Please refer to the further reading list for the names referenced to in [ ]

Now that we have identified the benefit of collecting environment information, the question is how to measure the significance of the collected environment information. The question ‘what for – for what purpose?’ should help us define what is significant.

Weighing significance

Collections of data often have more than one use. Determining what information is significant depends on the use of the data.

For example: the calibration of the solar measurement instrument will require calibration data, which may be a subset of the complete collection of data, as well as applications necessary to read and analyse the calibration data.

For a given collection, not all of its environment information may be necessary for every potential use.
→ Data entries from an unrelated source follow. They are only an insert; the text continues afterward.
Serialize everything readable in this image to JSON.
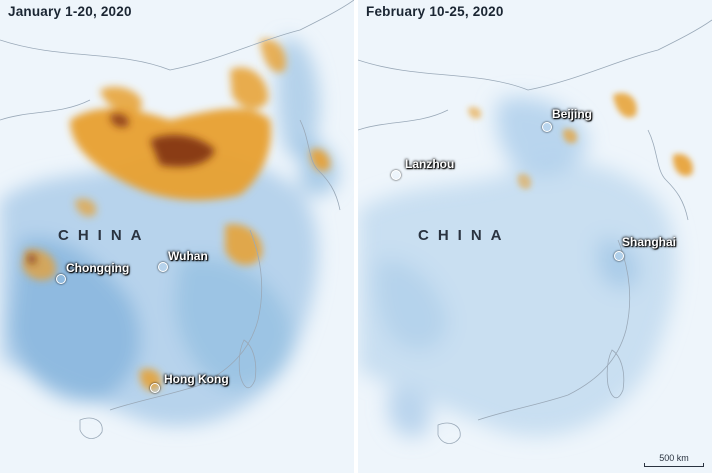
{
  "left_panel": {
    "title": "January 1-20, 2020",
    "country_label": "CHINA",
    "cities": [
      {
        "key": "chongqing",
        "name": "Chongqing"
      },
      {
        "key": "wuhan",
        "name": "Wuhan"
      },
      {
        "key": "hong_kong",
        "name": "Hong Kong"
      }
    ]
  },
  "right_panel": {
    "title": "February 10-25, 2020",
    "country_label": "CHINA",
    "cities": [
      {
        "key": "beijing",
        "name": "Beijing"
      },
      {
        "key": "lanzhou",
        "name": "Lanzhou"
      },
      {
        "key": "shanghai",
        "name": "Shanghai"
      }
    ]
  },
  "scale_bar": {
    "label": "500 km"
  },
  "colors": {
    "background": "#eef5fb",
    "low": "#5b9bd5",
    "medium": "#e8a030",
    "high": "#7a2a0e",
    "boundary": "#9aa9b8"
  }
}
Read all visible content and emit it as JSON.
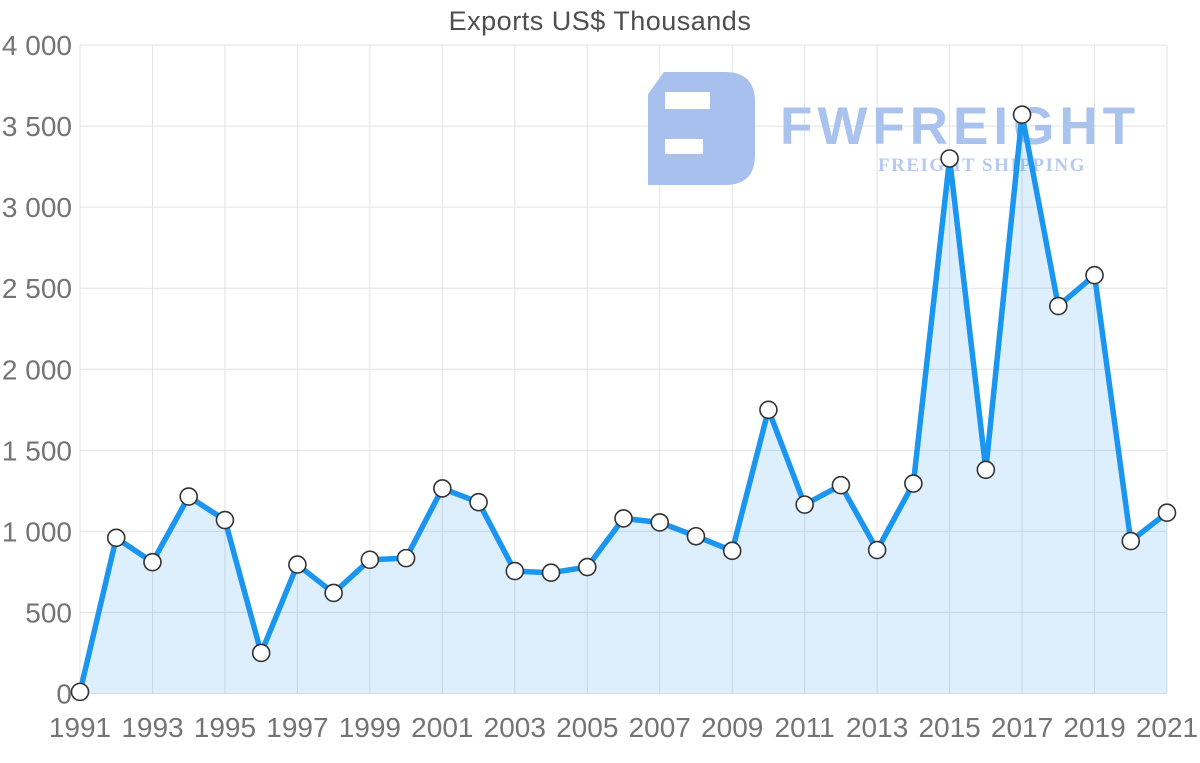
{
  "watermark": {
    "brand": "FWFREIGHT",
    "tagline": "FREIGHT SHIPPING",
    "logo_color": "#a7c0ed",
    "brand_color": "#a9c2ee",
    "tagline_color": "#b5c9f2"
  },
  "chart_data": {
    "type": "area",
    "title": "Exports US$ Thousands",
    "x": [
      1991,
      1992,
      1993,
      1994,
      1995,
      1996,
      1997,
      1998,
      1999,
      2000,
      2001,
      2002,
      2003,
      2004,
      2005,
      2006,
      2007,
      2008,
      2009,
      2010,
      2011,
      2012,
      2013,
      2014,
      2015,
      2016,
      2017,
      2018,
      2019,
      2020,
      2021
    ],
    "values": [
      10,
      960,
      810,
      1215,
      1070,
      250,
      795,
      620,
      825,
      835,
      1265,
      1180,
      755,
      745,
      780,
      1080,
      1055,
      970,
      880,
      1750,
      1165,
      1285,
      885,
      1295,
      3300,
      1380,
      3570,
      2390,
      2580,
      940,
      1115
    ],
    "xlabel": "",
    "ylabel": "",
    "ylim": [
      0,
      4000
    ],
    "y_ticks": [
      0,
      500,
      1000,
      1500,
      2000,
      2500,
      3000,
      3500,
      4000
    ],
    "y_tick_labels": [
      "0",
      "500",
      "1 000",
      "1 500",
      "2 000",
      "2 500",
      "3 000",
      "3 500",
      "4 000"
    ],
    "x_tick_labels": [
      "1991",
      "1993",
      "1995",
      "1997",
      "1999",
      "2001",
      "2003",
      "2005",
      "2007",
      "2009",
      "2011",
      "2013",
      "2015",
      "2017",
      "2019",
      "2021"
    ],
    "grid": true,
    "legend": "none",
    "colors": {
      "line": "#1b96f0",
      "fill": "rgba(27,150,240,0.15)",
      "grid": "#e3e3e3",
      "tick_label": "#747474",
      "title": "#4f4f4f",
      "marker_fill": "#ffffff",
      "marker_stroke": "#333333"
    }
  }
}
To represent this, we propose assigning weights to each relation between the collection DOs and their environment information. Weights have a value between 0 and 1 included; where a weight of 1 indicates the information is essential for all intended uses of the data. Monitoring the access of information as well as regular reviewing of the information required for each use would provide the opportunity to update the weights and could also accommodate new uses of the data.

Weights could be determined by direct collection, which is by asking the users to provide such weights together with their current purpose of use, once the dependencies have been determined. Another possibility would be that of observing the frequency of data use to determine the significance weight, as for example by observing how often a particular object is used in conjunction with another, in cases where such a scenario could be applied (when the usage data can be collected across multiple users).

For an individual DO these weights would include factors based on the cost of collecting the information (e.g. a subscription fee may be required to access the information contained in the resource). A threshold defined by the user community, archive and content providers would determine which pieces of information make up the SEI.

For example: in the case of a subscription fee for accessing information contained in a third-party repository one could define the weight as: (1-cost/budget), where the budget could be the total funds allocated to the archival of this DO.

The user community, content providers and archive will need to determine how the weight is defined. Particular patterns in data usage could also help determine the current user activity – to infer the dependency purpose – and from there also automate the inference of the purpose of use.